For one thing, Rob’s friends are already ripping him pretty good.
For another, Rob’s right. The budget sequestration, which will lop billions in federal spending everywhere, including Utah, is not a good thing, and yet it seems to be heading our way March 1.
Rob’s also right that we need reasonable adjustments to the way we draw up budgets. We can’t keep running government from crisis to crisis.
There are a few things about his argument that I found rather silly, however.
Really, Rob, I expected better.
This whole sequestration thing is the result of massive divisiveness in Washington, D.C. Nobody wants compromise. Nobody wants reason.
Republicans criticized President Obama for not “reaching out” to them in his second inaugural address, and my first thought was, “Why should he? When he held his hand out four years ago, you spat on it.”
How ugly is it? Rob is being criticized by his own party.
President Obama said Tuesday that sequestration is bad and has proposed some budget changes to avoid it, at least for awhile.

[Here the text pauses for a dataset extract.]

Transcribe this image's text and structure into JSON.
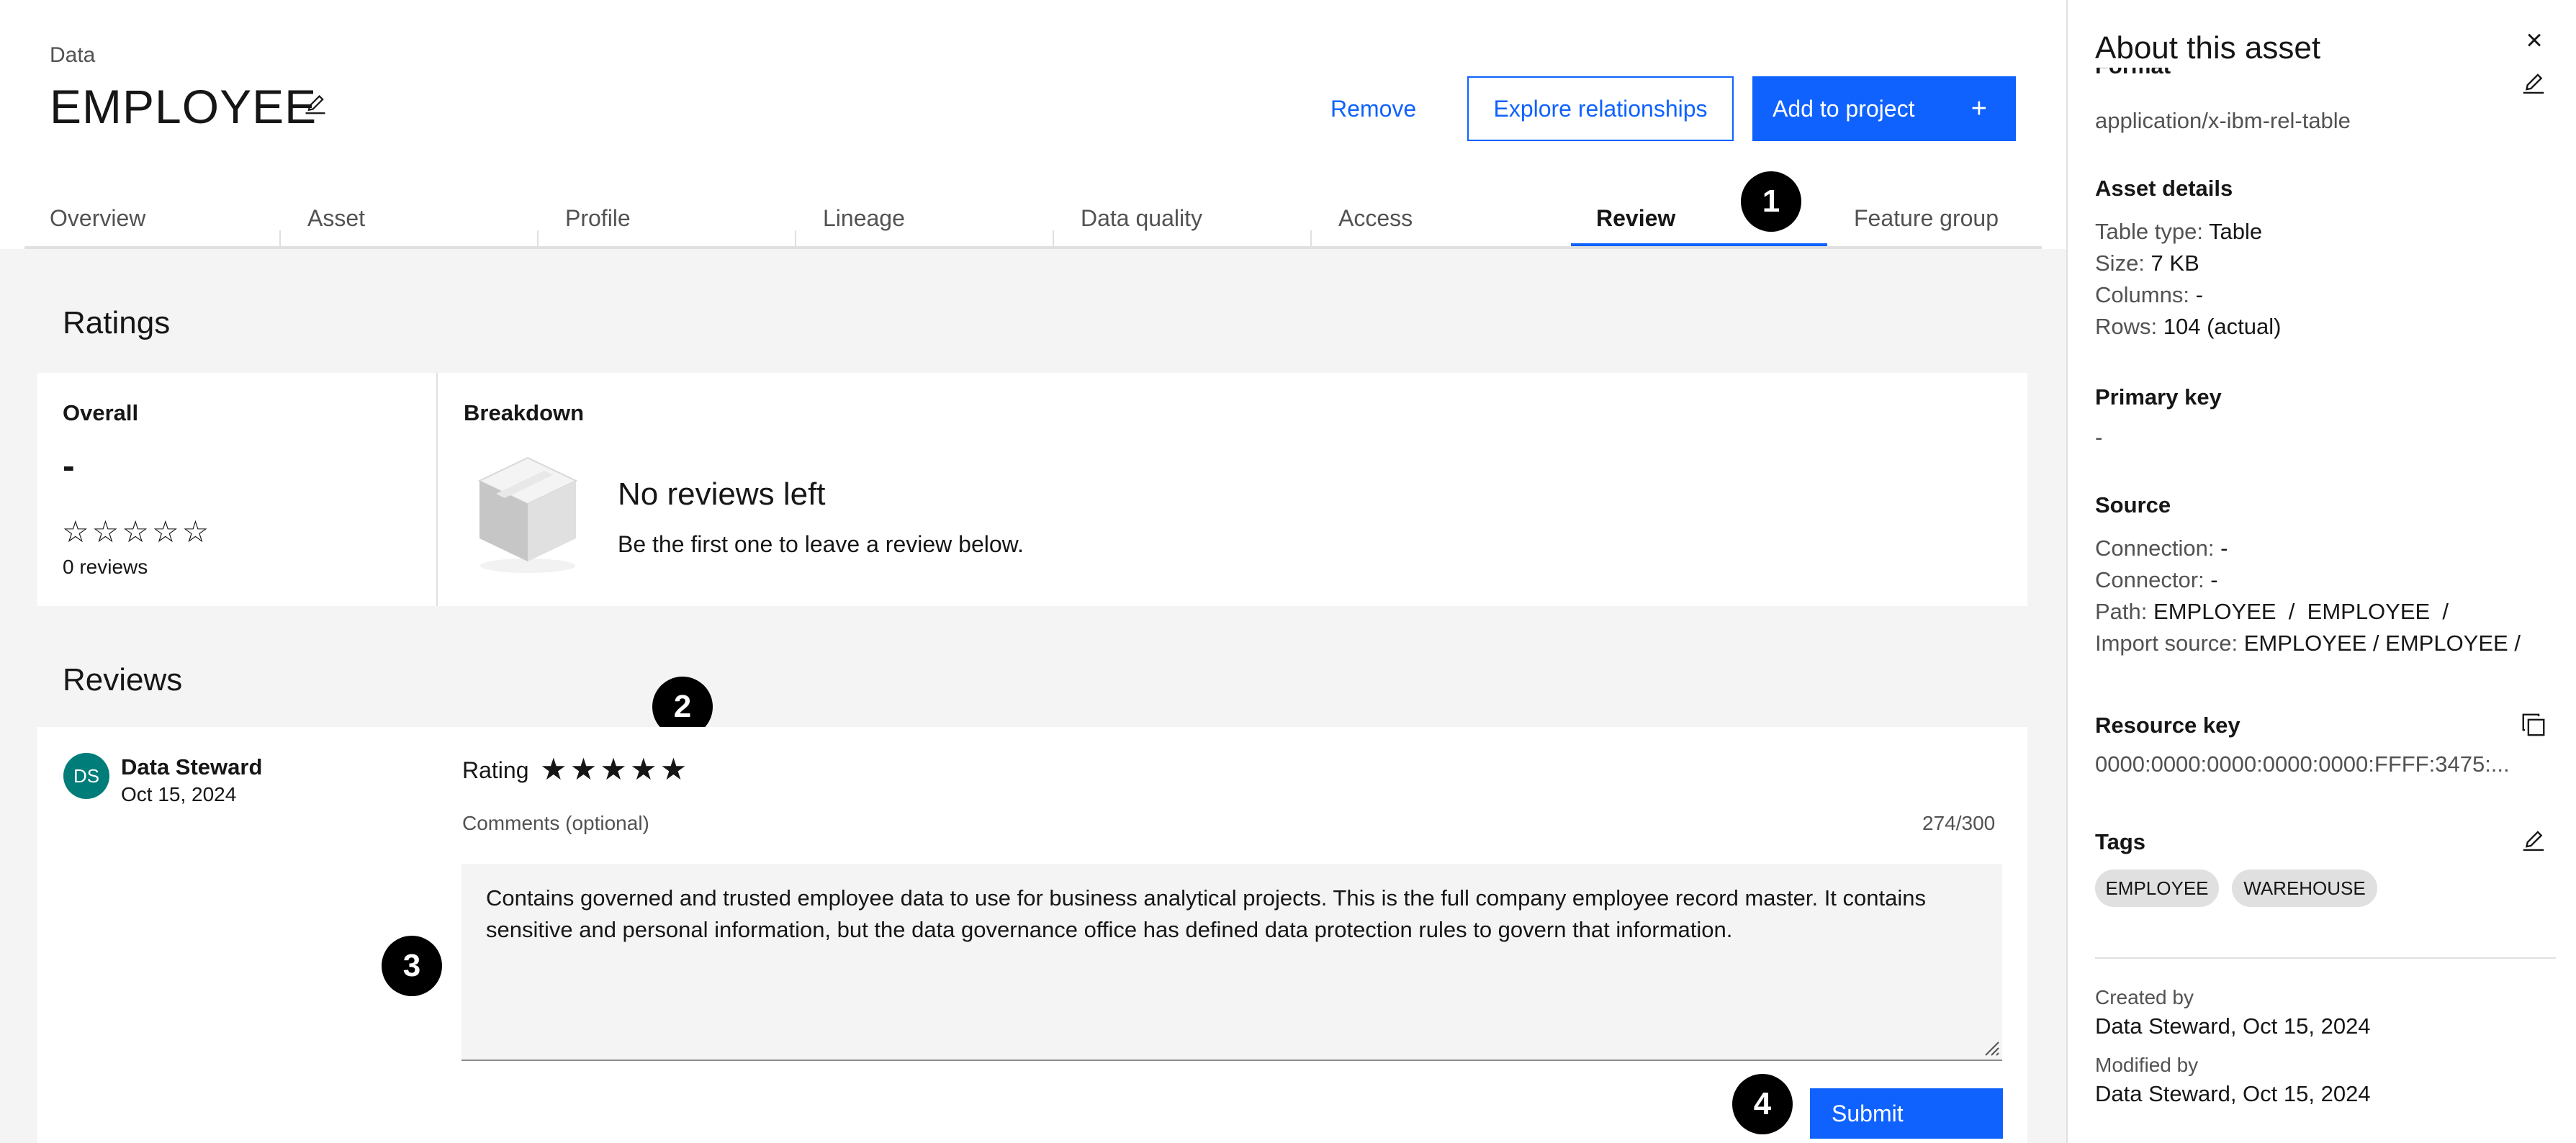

Responding to that, Rob told the Huffington Post, “There’s so much angst out there … It’s already creating a harm. Obviously postponing the implementation is better than implementing the cuts.”
Whoa! Did Rob just say something that agreed with President Obama?
Big mistake.
I just got a news release from “Americans for Limited Government.” It says it is nonpartisan, but its stands are all very Tea Party. The release says Rob’s simple statement supporting postponement is really capitulation.
Rob’s own party is cutting him off at the knees.
The National Review quotes several prominent Republicans saying sequestration, on balance, will be a good thing for Republicans. One is House Speaker John Boehner, who it said told the Wall Street Journal that Republicans’ willingness to accept the sequester would reinforce the GOP position in coming budget debates about the debt ceiling.
“It is as much leverage as we’re going to get,” Boehner said.
Cuts will hurt millions of Americans, and all Boehner cares about is “leverage” for his political games.
Cuts are already happening. The Hilltop Times reported last week the Air Force is freezing new hires, laying off part-time workers, delaying all but mission-critical purchases and generally tightening up.
Rob’s column criticized such rapid cuts, and he’s right as far as he goes. They’re sloppy, and every dollar the military cuts is a dollar lost to the local economy.
What he doesn’t say is that every dollar the departments of Education, Agriculture, Justice and Veterans Affairs cut is also a dollar out of the local economy. Why didn’t he criticize those cuts as well?
That’s where I have to zing Rob. His whole column only talks about the military, not the rest of us.
His love of things military is also where he got silly.
Arguing for defense spending, he said, “We have the smallest Navy since 1917, the smallest Army since before World War II” as if numbers of ships and soldiers means anything.
They don’t. The comparison is ludicrous.
We have a mere 10 active nuclear aircraft carriers, but any one of them could sink Teddy Roosevelt’s 1907 Great White Fleet — 16 fully armed, coal-fired battleships — without breathing hard.
Mitt Romney tried that “Our Navy is so tiny!” line during the presidential campaign and ended up looking silly. You’d think Rob, a history teacher, would learn from the past.